Lazy Loading Anndata backed in Zarr Arrays from Disk

Hi,
I am trying to understand the Zarr format and its interplay with anndata. Can you help me with these questions? Let’s say that I have a Zarr anndata that is saved in disk with certain chunks and shard.

  1. When a Zarr anndata is loaded into python, is it loaded into memory or is it loaded lazy?
  2. Is there any way of loading it lazy? How would I do this?
  3. Once it is loaded lazily, is there any way to optimize loading chunks?

Best !

Hello Mariano,

At the moment, loading zarr is not lazy. You can load numeric (sparse) array elements (like X and obsm/X_umap) using anndata.io.read_elem_as_dask. For more info see Using dask with Scanpy — scanpy and anndata.experimental.read_elem_as_dask — anndata 0.11.4 documentation

In the next release, we will have a read_lazyanndata.experimental.read_lazy — anndata 0.12.0.dev92+gccfb6e3 documentation that allows reading hte whole anndata lazily.
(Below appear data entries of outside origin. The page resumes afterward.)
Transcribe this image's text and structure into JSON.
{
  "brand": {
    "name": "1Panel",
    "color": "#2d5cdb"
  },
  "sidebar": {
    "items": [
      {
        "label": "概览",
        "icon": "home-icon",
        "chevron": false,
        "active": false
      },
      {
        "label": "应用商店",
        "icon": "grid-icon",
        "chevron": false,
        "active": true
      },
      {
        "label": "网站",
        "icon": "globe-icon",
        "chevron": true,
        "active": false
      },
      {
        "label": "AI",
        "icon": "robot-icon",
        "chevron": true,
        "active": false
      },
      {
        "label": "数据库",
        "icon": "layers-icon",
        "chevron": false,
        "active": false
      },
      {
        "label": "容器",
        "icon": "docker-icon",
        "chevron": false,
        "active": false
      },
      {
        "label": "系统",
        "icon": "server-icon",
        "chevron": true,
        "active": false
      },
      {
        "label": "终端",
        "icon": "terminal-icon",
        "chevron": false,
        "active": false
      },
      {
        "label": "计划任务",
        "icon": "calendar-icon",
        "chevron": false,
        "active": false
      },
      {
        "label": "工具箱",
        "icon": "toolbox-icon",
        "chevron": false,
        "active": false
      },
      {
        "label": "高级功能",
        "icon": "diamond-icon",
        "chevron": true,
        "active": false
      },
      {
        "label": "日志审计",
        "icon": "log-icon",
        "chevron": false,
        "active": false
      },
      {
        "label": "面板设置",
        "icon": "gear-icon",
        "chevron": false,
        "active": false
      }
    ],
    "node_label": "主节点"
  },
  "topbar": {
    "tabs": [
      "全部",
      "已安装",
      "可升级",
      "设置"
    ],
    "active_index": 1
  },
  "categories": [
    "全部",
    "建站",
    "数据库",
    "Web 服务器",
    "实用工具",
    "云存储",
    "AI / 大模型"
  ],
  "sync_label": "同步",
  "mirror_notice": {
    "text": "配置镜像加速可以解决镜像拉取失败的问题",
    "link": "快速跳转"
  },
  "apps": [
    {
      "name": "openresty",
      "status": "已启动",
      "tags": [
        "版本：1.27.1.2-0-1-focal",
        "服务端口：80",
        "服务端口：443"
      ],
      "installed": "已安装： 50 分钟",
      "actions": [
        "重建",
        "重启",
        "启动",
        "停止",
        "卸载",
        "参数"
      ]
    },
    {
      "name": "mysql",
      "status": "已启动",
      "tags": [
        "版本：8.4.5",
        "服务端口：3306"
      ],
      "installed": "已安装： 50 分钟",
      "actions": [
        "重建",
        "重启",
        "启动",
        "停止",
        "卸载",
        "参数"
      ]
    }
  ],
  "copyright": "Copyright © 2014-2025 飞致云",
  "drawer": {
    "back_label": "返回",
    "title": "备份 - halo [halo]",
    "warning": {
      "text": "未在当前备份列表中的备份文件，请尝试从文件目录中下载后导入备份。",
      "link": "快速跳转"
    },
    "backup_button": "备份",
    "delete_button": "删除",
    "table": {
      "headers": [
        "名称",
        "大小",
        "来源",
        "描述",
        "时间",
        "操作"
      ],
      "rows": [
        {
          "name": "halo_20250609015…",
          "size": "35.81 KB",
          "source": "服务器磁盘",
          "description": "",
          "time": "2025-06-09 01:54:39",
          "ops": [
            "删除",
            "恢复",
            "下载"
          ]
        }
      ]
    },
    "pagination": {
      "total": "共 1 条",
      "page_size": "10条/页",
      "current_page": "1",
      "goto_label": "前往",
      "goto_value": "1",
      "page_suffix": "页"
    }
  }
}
For optimizing chunks, you will need to use anndata.experimental.read_dispatched — anndata 0.12.0.dev92+gccfb6e3 documentation and anndata.experimental.write_dispatched — anndata 0.12.0.dev92+gccfb6e3 documentation as necessary to control how array elements are read/written because you can’t just say “the whole anndata object has XYZ chunking” as there are different considerations: sparse data (which does not map onto the chunking concept well), different sparse densities (even if it did), different access patterns to optimize for etc.

Hope this helps!

Hi Ilan,
I would like to help on this. When is the next release schedule? how can we make this functionality work? can you point me to any issue/feature that is open to work on this?
What is the state of experimental.read_lazy? does it work right now? Would read_lazy just bring to memory any slice of X only when it is needed ?

Best,
Mariano

Hi Mariano, we will begin a pre-release process soon. There is extensive documentation on the linked pages, I couldn’t give you any more help than that because I wrote it :slight_smile: And yes, it only brings data into memory when you tell it to.

Lazily Accessing Remotely Stored Data — anndata 0.12.0.dev92+gccfb6e3 documentation There’s also a notebook

Hi Ilan,
can you tell me if what I am doing is right and how much memory is allocated in these steps?

file_in_disk=“a.zarr”

-Here not much memory is allocated. Basically, opening the Zarr store
adata = ad.experimental.read_lazy(file_in_disk).

  • here, am I just bringing to memory the chunk?
    adata.X[:100, :]

  • here, am I just bringing to memory the chunk?
    adata.obs[‘batch’][:100]

Thanks!

Hi Mariano, sorry for the delay. No memory should be allocated in either step, both should be lazy representations.